Difficult conversations in the workplace
14 February 2019
Nobody likes delivering difficult messages in the workplace. Why would anyone relish discussing poor performance, personal hygiene or personality clashes? This is why line managers often procrastinate and the conversation never happens or it takes place too late to be meaningful.
As a manager I have learnt that if these issues are not tackled in a timely manner, they can escalate into conflict or the manager and the wider team can become frustrated because the issue persists unresolved. I have also learnt by experience that there is a skill to tackling these conversations effectively. Strategies that helped me include:
- Treating the individual with respect. Put yourselves in their shoes and imagine how it would feel in their position.

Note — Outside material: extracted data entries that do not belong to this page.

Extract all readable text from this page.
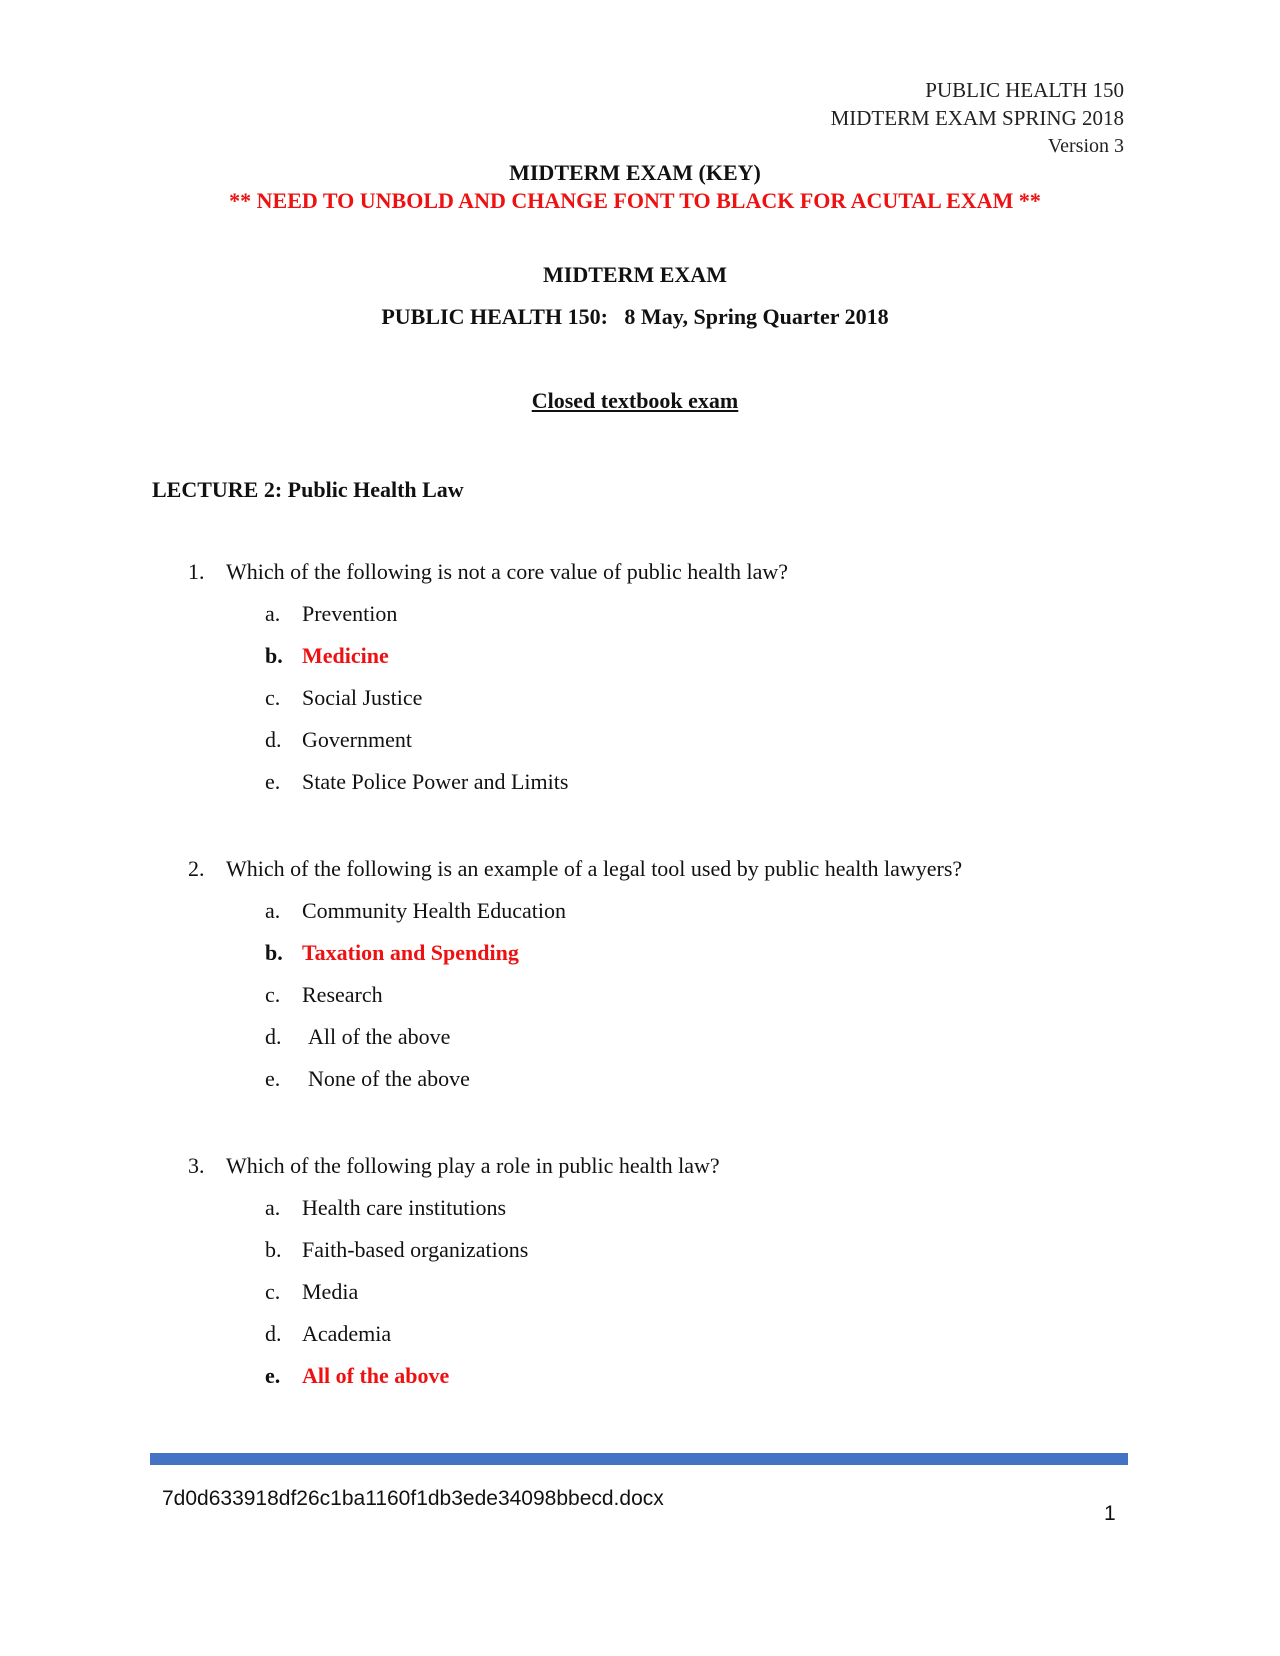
PUBLIC HEALTH 150
MIDTERM EXAM SPRING 2018
Version 3
MIDTERM EXAM (KEY)
** NEED TO UNBOLD AND CHANGE FONT TO BLACK FOR ACUTAL EXAM **
MIDTERM EXAM
PUBLIC HEALTH 150:   8 May, Spring Quarter 2018
Closed textbook exam
LECTURE 2: Public Health Law
1. Which of the following is not a core value of public health law?
a. Prevention
b. Medicine
c. Social Justice
d. Government
e. State Police Power and Limits
2. Which of the following is an example of a legal tool used by public health lawyers?
a. Community Health Education
b. Taxation and Spending
c. Research
d. All of the above
e. None of the above
3. Which of the following play a role in public health law?
a. Health care institutions
b. Faith-based organizations
c. Media
d. Academia
e. All of the above
7d0d633918df26c1ba1160f1db3ede34098bbecd.docx
1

- Preparation is everything; the more you prepare in advance, the less likely you are to be taken off course.
- Take action early before the conduct morphs into something more serious.

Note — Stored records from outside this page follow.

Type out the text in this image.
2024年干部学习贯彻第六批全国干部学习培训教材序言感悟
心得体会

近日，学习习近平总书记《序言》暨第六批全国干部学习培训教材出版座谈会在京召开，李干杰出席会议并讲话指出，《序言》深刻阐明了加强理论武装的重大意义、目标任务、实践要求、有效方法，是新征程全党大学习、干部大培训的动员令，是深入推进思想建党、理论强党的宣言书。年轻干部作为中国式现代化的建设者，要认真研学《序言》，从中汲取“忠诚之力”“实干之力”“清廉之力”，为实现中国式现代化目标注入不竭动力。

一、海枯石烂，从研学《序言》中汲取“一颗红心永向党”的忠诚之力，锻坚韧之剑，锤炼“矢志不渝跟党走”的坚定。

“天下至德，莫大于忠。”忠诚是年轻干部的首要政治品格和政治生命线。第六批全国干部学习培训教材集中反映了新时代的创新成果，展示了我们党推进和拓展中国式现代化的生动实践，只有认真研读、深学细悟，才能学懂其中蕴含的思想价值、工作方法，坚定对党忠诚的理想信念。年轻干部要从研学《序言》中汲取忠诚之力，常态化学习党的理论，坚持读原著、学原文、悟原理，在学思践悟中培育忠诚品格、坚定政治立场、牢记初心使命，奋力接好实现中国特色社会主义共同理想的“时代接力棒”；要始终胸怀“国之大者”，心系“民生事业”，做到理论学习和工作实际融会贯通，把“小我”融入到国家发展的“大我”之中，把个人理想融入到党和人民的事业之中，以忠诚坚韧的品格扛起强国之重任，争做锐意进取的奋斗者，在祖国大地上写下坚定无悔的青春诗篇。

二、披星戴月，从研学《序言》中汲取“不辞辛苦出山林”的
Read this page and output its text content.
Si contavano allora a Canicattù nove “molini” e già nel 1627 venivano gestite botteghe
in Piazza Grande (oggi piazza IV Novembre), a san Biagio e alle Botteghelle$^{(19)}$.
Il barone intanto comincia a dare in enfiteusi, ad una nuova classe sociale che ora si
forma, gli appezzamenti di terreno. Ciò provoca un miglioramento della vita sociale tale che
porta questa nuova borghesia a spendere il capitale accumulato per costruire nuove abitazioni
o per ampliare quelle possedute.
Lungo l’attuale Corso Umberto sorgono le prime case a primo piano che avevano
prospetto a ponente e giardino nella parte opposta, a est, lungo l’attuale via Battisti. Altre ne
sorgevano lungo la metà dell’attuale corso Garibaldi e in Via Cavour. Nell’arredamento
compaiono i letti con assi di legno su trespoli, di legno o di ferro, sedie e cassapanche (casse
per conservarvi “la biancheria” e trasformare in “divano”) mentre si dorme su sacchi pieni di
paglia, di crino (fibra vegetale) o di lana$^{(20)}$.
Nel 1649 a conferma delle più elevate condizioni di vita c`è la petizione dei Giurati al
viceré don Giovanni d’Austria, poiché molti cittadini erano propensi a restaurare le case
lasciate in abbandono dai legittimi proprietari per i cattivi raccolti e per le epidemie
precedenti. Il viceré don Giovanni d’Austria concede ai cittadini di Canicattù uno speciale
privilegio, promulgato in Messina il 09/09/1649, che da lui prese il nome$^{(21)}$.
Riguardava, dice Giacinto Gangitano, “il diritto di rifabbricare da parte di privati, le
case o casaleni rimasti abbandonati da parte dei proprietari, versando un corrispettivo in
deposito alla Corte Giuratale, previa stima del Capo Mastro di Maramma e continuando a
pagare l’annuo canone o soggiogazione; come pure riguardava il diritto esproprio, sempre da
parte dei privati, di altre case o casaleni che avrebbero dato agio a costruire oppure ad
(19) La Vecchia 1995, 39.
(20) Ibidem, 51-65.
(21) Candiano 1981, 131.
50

- Be clear about the purpose of the discussion and what you want to achieve.
- It sometimes helps to role play the conversation with a colleague to see how it lands.
- Don’t apologise for having the discussion. If you start by saying “I am sorry to have to mention this but…” you are already on the back foot. Something is not right and there is no need to apologise for managing it.
- Take the emotion out of the conversation by keeping it factual. There is a big difference between saying to someone “You are always late in the morning” and “You came in on Monday, Wednesday and Thursday at 9.45am”.
- After presenting the facts and why this is unacceptable (breach of policy, etc) give adequate space to hear their side and any explanation. You would be surprised how often there is a good reason for the conduct, which can be managed once you know.
- Highlight the value of a change of behaviour so that the conversation concludes on an optimistic note.
- Agree a plan going forward, and follow up afterwards in writing.
- Always make an accurate record of the conversation.
- Meet again after an appropriate interval to see how things are progressing.
I will hold my hands up and say that I cringe when I think back to some of the difficult conversations I had in the past; I didn’t always get it right. With the benefit of hindsight, I can honestly say that I have put our people and our business at the heart of what I do, and my experience has shown me that these conversations will never be easy but the outcomes are usually better if a methodical approach is taken.